Ce vendredi 22 octobre le Premier Ministre Jean Castex a visité Prades, ville dont il était le maire, pour inaugurer la première pierre d’une passerelle sur la Têt. Le fait est banal, mais illustre bien sa politique en matière d’écologie et de mobilités douces

 

L’idée d’une passerelle sur la Têt, reliant les quartiers proches du lycée à la zone commerciale de Gibraltar n’est pas, a priori, une mauvaise idée. Elle avait été proposée par les opposants à Jean Castex aux municipales de 2014. Elle aura au moins le mérite d’éviter le déplacement dangereux des lycéens jusqu’à la zone commerciale en longeant la RN-116. Mais elle aurait trouvé tout son sens si elle avait participé d’une réflexion générale sur la mobilité à Prades. Ce d’autant que Jean Castex est parvenu à la faire financer en partie par le Plan vélo national, qui vise à promouvoir ce mode de déplacement.
Or ce ne sera pas le cas à Prades. La passerelle sera financée. Mais elle ne sera pas le point de départ d’une piste cyclable efficace invitant les habitants de la ville à changer leurs habitudes de déplacements.
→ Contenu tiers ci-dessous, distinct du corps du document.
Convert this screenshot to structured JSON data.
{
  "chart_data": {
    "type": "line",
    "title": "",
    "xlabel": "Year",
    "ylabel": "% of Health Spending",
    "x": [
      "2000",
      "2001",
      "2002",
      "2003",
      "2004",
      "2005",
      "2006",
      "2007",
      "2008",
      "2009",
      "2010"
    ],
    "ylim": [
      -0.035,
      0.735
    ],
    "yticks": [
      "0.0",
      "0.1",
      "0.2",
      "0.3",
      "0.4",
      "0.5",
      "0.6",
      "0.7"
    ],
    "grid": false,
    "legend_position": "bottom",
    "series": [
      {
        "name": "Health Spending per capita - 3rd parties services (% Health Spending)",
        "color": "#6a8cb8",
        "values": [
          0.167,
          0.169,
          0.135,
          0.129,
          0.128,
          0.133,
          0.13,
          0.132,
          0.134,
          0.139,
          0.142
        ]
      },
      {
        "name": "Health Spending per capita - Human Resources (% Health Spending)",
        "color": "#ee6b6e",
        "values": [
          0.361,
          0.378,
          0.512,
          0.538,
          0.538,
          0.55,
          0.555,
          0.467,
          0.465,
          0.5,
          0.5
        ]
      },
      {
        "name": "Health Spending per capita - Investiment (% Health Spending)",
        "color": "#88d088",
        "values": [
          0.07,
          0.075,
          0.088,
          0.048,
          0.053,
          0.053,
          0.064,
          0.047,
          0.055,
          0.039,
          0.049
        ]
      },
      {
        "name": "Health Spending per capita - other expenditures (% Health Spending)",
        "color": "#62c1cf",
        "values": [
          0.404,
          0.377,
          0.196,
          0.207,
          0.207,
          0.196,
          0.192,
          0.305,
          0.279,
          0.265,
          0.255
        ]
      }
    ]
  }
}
Ni non plus celui d’un plan de circulation municipal qui permettent de faire progresser les zones piétonnes en centre-ville, comme à Condom dans la patrie gersoise de Jean Castex, ou les itinéraires sécurisés et faciles pour les cyclistes. La voiture doit rester reine de Prades.
Les symboles et les photos ne font pas tout. Pour engager la transition écologique il faut une volonté de changer les habitudes, et d’inventer avec les habitants de nouvelles manières de faire pour le mieux-être de tous. Jean Castex n’a pas montré, pendant ses mandats, une telle volonté. Aussi l’Opposition municipale écologiste demande-t-elle un plan de circulation qui permette à tous de profiter mieux de la ville, et de lutter, enfin, contre la dégradation de notre environnement ».